While you, enlightened tots, shall sip the chalice
Of perfect knowledge as your peers demand,
And keep thereby the sanity of Alice
Roaming in Wonderland.

For more poetry fun, Elaine Magliaro is hosting today’s Poetry Friday roundup at her blog, Wild Rose Reader.  Thanks, Elaine!

* * *
The calendar says Spring, but Mother Nature says not so fast. There is still a big white drift, curved like a frozen wave, just beneath the kitchen windowsill. And yesterday after lunch the boys set off on skis across the pasture and through the Hundred Acre Wood to their hideaway, the old trailer given to them by their uncle, to bring back 40 pounds of camping equipment (mostly pots and pans from the sounds coming from the basement), to “get it ready” for Spring camping. The boys in particular never seem satisfied with the season we’re in. They’re always looking ahead, to the next season and the next holiday. From their mother they seem to have inherited the idea that planning is at least half the fun.

The kids are busy putting the finishing touches on their poems, and rehearsing away with their songs and musical theater pieces.

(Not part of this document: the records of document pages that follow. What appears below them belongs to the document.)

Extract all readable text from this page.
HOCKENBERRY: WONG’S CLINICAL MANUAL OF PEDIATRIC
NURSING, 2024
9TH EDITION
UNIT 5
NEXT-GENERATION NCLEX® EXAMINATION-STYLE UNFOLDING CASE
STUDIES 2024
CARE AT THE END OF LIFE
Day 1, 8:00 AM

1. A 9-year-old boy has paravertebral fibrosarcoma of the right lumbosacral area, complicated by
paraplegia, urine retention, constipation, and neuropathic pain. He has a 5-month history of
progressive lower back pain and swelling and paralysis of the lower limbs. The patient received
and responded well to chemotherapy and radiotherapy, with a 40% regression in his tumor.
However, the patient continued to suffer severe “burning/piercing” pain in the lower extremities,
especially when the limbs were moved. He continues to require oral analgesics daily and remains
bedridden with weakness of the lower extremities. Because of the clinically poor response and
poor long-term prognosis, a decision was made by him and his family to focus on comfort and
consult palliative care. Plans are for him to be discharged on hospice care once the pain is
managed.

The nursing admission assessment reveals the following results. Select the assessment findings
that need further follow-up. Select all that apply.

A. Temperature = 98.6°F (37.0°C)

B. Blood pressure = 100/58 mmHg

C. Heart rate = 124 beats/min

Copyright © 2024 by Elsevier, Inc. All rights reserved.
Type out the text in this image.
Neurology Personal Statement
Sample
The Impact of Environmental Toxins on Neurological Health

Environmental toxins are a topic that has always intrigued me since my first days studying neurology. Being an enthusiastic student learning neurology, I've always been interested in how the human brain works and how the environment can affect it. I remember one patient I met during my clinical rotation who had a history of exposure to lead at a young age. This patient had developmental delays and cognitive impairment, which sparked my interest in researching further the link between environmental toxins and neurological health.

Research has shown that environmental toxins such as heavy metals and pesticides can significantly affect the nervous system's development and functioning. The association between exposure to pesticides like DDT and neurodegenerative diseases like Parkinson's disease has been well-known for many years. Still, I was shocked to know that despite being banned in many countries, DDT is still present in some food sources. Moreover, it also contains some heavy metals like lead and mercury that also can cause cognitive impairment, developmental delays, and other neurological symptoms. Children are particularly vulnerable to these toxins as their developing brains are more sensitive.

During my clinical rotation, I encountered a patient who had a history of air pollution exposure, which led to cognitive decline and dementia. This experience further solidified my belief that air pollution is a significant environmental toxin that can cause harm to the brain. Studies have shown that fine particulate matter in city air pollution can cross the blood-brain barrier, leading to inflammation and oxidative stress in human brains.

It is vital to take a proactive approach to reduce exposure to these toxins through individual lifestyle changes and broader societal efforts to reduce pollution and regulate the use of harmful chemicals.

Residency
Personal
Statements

The music festival begins a week from Monday, and that is our  big day, with both speech arts and vocal, from 9 am to 9 pm.  Then we can rest until Wednesday, when Laura has one piano piece to play in the afternoon.  I still need to borrow one more umbrella, for the “Singin’ in the Rain” number, since one of ours does not have a curved handle and my young Gene Kelly is finding it hard to hang on to.  Next Friday, some of the crew from the kids’ play are coming over to film some segments that will be played in the background, so I’m supervising some extra spring cleaning and sorting out what to feed the hordes who will descend on us.

Wednesday evening at our monthly naturalist club meeting we enjoyed a lively but dire presentation from a retired professor of wildlife biology on Alberta moose and winter ticks as well as on new, emerging diseases threatening various species of animals around the world, from white-nose syndrome in bats in the northeastern US, Tasmanian devil facial tumor disease, the chytrid fungus in amphibians around the world, the squirrel pox in the UK carried by interloping gray squirrels that is devastating the indigenous red squirrels (which I mentioned briefly and flippantly here), and one of the newest problems, lice in pelicans. On a happier note, we planned our nocturnal owl call survey, the visit to the local gravel pits in search of fossil-containing concretions, the trip to the sharp-tailed grouse dancing grounds (and sadly for me they dance at dawn, more than an hour away from here), and the thrilling snake hibernaculum tour.